Alors que l’agité du bocage, un rien extatique, se redressait triomphalement, son crâne hirsute rencontra rudement quelque branche sournoise. Promptement ramené à de plus âpres considérations, il pesta, fit halte, et, fronçant dramatiquement les sourcils, scruta les ténèbres. Dans l’épaisse et humide pénombre, une buse fondait silencieusement sur une musaraigne. Renonçant à ergoter avec lui-même, il reprit à tue-tête les paroles d’un sombre couplet « d’Emerson Lake & Palmer », où il était vaguement question d’une reine gitane, d’une guillotine et d’un soupçon de vaseline. La nuit, de son côté, achevait d’engloutir l’horizon. Après avoir vainement tenté d’engager la conversion avec l’accipitriforme borné, par ailleurs accaparé par le déchiquetage avide et méthodique de sa proie, Valancio se contenta de déplorer la misère intellectuelle du rapace buté, avant de reprendre sa marche d’un pas décidé pour aussitôt trébucher sur une souche dérobée. Contraint à une nouvelle halte, il en profita pour replacer le casque de son baladeur qui avait inopinément glissé de ses oreilles.

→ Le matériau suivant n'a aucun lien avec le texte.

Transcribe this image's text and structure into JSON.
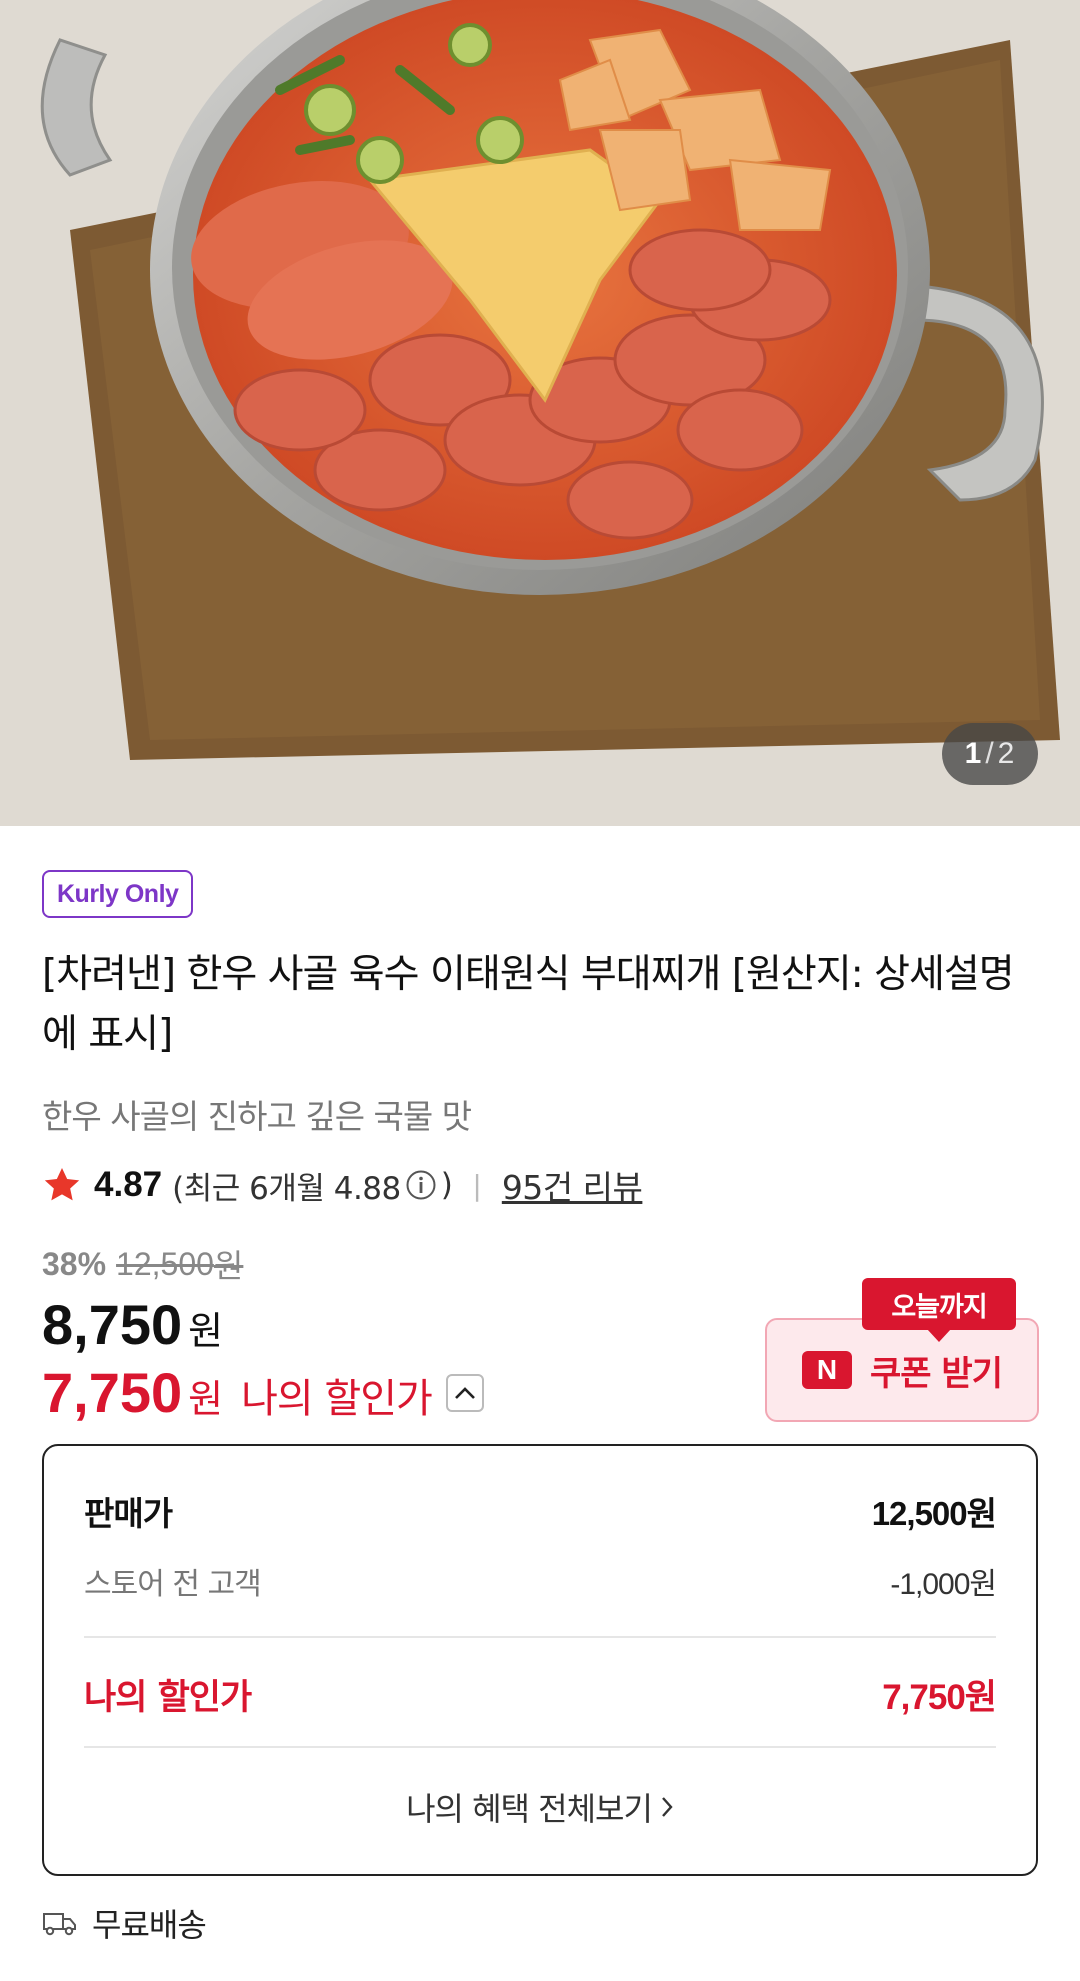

« Bon ! Ce n’est pas tout ça, mais où donc se trouve ce sacré village ? » s’enquit-il, abruptement, auprès d’un renard terrifié de se retrouver nez à truffe avec ce mélomane enragé. Le goupil, non sans prudence, détala prestement. Après avoir à nouveau consulté sa montre, qui s’entêtait à lui rappeler les proportions singulièrement monstrueuses prises par son retard, le vénérable barbu lui emboîta le pas.

Depuis quinze jours et autant de nuits, des pluies diluviennes s’abattaient sans relâche sur le moyen pays. Tant et si mal que les cours d’eau du cru, pourtant réputés débonnaires, avaient fini par prendre la mouche en même temps que la clef des champs. De son côté, la terre détrempée s’avérait bien impuissante à contenir les racines des arbres dont les houppiers déplumés ployaient tant sous les bourrasques qu’ils menaçaient, désormais, de s’écrouler, à tout instant, sur l’amas de chaumières putrides, sommairement dressées à la frontière du domaine royal et répondant au toponyme, un rien chagrin, de Farhum. Après une nuit d’errance, passablement humide, dans des contrées rendues inhospitalières par les tempêtes, guidé successivement par un renard aux abois, une chouette mal réveillée et une volée d’hirondelles insomniaques, Valancio se présenta, tout dégoulinant, à l’entrée de cette triste bourgade perdue au sein d’une nature chiche, rude et cruelle. Planté au milieu du bourbier qui tenait lieu de rue principale au patelin, le barbu scruta la centaine de masures qui le composait. Il aperçut un groupe de mornes pécores qui, dévalant en glissant d’une colline, se pressait vers une bicoque nettement plus grosse et un rien moins délabrée que ses voisines. Une enseigne, sévèrement rongée par la rouille, trahissait la fonction roborative de l’établissement. Il ôta le casque de son baladeur, stoppa la musique (ELP, Fanfare for the common man) et rangea l’appareil du vingt et unième siècle dans sa besace étanche. D’un pas rendu mal assuré par la boue argileuse, il se dirigea vers la taverne qui, en dépit de l’heure matinale, semblait être, déjà et encore, le siège d’un rassemblement communautaire des plus festifs. Chemin faisant, Valancio ne put s’empêcher de sauter, joyeusement et à pieds joints, dans une nappe de gadoue sensiblement plus profonde que le reste de la chaussée. Il y macula ses cuissardes écarlates sous le regard médusé de deux porcs affectés qui passaient par là. Devant les hures offusquées de ces deux respectables représentants de la bourgeoisie porcine, il prit un malin plaisir à les toiser, d’un air salement sarcastique.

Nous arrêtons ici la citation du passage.